Siguió a Sarah con el entusiasmo de quien va al dentista a que le maten un nervio. Se abrieron paso entre las hordas de padres y abuelos, todos bien abrigados para protegerse del frío. Se dio cuenta de que sólo unos pocos parecían contentos. Obviamente no era la única que habría preferido quedarse en un sitio cerrado, con un té bien calentito, o algo más fuerte, y un buen fuego.
Mientras los diminutos jinetes hacían pasar por los obstáculos a sus potros y caballos, se percibía una alarmante tensión en el ambiente. No se veía capaz de mirar cómo unos críos que no parecían tener más de cuatro años se aferraban para no caerse, mientras sus monturas avanzaban al paso o al trote y saltaban obstáculos. Miró a los espectadores que tenía a su alrededor casi esperando que se produjera algún leve altercado que suavizara un poco aquella opresiva tensión. Pero parecía que la gente se contenía únicamente por una cuestión de buena educación.
—¡Henry! —llamó Sarah al divisar a su marido al fondo de la pista.
Agarró a Joey de la mano y la llevó a rastras a través de la marea humana hasta Henry. A ella le dio vergüenza que la arrastrara como si fuera uno de sus hijos, pero no protestó.
—No nos lo hemos perdido, ¿verdad? —preguntó Sarah, escudriñando los rostros de los niños, vestidos con sus pantalones de jinete y sus cascos—. Chris va a hacer el recorrido de dos minutos, seis segundos —le explicó a Joey, tras localizar a su hijo al otro lado de la barrera—. Matilda y Timmy probarán suerte en el recorrido mini.
Henry se agachó y sacó una pancarta casera con los nombres de los niños. A Joey, eso se le antojó bochornosamente hortera y partidista. ¿No se suponía que los adultos tenían que animar a todos los niños y no sólo a los propios?

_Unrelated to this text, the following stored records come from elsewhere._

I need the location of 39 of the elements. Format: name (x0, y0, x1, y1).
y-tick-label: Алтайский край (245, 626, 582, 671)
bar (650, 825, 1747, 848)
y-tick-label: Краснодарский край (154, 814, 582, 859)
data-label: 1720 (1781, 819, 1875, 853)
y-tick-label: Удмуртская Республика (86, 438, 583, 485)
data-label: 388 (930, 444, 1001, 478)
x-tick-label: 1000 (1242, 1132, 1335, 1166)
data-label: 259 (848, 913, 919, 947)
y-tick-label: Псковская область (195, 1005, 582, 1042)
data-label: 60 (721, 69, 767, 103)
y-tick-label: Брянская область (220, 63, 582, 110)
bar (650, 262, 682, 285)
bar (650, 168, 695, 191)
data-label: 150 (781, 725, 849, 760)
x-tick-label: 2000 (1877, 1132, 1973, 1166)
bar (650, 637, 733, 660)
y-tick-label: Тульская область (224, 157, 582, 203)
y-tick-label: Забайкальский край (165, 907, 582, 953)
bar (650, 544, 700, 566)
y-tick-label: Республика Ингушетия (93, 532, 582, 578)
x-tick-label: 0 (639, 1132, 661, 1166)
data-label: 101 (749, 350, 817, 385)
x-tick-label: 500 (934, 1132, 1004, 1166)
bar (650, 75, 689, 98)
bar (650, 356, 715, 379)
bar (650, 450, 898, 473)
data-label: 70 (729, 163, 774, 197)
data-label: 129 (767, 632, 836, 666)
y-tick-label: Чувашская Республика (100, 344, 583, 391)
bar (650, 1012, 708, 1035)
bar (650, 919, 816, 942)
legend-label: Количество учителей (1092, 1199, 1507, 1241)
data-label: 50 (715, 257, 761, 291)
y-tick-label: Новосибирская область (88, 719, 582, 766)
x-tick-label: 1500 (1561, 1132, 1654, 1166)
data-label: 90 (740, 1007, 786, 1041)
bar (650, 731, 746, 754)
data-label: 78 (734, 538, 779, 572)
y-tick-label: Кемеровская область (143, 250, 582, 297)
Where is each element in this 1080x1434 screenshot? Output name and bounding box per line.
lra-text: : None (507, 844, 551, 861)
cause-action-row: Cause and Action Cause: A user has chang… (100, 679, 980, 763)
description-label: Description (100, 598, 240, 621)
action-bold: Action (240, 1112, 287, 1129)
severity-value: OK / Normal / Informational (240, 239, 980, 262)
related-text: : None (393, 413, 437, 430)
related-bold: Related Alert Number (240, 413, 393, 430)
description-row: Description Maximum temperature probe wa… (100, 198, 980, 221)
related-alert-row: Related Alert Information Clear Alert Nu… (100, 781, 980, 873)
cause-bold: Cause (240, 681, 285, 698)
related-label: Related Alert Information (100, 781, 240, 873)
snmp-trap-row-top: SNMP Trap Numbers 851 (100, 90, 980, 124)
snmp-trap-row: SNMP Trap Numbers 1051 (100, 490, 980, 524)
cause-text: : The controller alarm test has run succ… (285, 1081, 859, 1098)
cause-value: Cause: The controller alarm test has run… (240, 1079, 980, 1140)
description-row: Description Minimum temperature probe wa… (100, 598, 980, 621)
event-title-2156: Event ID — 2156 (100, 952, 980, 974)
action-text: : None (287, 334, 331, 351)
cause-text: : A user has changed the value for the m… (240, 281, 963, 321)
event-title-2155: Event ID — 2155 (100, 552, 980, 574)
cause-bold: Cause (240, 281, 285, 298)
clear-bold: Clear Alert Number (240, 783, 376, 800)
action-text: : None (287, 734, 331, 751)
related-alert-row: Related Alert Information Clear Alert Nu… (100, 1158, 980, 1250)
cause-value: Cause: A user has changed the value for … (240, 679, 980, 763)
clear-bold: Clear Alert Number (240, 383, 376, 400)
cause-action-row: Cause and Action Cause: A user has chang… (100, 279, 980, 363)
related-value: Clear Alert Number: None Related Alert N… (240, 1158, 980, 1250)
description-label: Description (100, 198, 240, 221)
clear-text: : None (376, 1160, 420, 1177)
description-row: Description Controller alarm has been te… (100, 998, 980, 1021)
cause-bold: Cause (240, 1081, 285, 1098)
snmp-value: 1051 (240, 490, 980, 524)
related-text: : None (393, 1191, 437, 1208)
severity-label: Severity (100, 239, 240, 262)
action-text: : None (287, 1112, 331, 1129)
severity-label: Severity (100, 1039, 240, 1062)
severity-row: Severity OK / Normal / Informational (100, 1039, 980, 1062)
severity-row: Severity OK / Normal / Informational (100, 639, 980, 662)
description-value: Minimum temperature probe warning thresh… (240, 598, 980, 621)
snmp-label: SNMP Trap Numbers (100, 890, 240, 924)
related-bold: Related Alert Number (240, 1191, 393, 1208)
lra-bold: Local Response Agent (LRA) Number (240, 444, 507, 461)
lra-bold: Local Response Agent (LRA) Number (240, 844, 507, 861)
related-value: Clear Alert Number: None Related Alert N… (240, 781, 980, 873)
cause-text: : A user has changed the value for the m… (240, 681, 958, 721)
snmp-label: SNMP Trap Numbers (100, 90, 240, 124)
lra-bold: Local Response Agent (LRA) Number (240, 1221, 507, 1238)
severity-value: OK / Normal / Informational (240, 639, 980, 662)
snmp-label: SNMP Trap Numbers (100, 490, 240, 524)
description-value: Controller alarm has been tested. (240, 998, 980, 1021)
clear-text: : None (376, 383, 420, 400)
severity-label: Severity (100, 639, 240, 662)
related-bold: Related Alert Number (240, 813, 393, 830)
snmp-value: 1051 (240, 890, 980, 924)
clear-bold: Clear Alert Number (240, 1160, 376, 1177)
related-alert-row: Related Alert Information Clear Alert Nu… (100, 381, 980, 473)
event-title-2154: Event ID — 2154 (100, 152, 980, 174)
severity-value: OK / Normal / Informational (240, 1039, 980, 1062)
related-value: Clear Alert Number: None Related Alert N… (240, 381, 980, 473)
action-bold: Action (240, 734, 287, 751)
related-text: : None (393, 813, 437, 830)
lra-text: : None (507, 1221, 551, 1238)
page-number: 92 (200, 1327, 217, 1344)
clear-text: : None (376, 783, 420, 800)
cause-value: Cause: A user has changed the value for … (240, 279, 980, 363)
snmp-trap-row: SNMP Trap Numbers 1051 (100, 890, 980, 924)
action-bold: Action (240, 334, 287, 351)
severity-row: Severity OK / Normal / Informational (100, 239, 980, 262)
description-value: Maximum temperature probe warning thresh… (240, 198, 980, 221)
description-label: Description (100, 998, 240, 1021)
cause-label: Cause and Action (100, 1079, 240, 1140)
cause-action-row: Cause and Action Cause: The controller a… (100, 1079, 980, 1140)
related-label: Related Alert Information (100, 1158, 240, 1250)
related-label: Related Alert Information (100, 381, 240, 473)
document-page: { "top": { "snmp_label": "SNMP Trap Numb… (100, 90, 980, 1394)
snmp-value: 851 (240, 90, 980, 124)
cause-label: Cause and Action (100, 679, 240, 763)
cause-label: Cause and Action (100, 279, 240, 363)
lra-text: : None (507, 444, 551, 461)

—¡Aplástalos, Chris! ¡Puedes hacerlo! —gritó Henry.
—¡Eres el mejor! —coreó Sarah—. ¡Eres el mejor!
Joey miró a su alrededor, incómoda, y retrocedió un par de pasos mientras Henry y Sarah continuaban animando a sus hijos a grito pelado. Ella se habría muerto de vergüenza si le hubieran hecho algo así cuando era pequeña. Entre los gritos y la pancarta no la sorprendería que los niños se negaran a volver a casa en el coche con sus padres. En un momento dado, cuando Sarah gritaba tan apasionadamente que parecía que le fuese a estallar una vena, Joey se escabulló entre la multitud y buscó sitio en alguno de los bancos más cercanos a la zona cerrada del establo.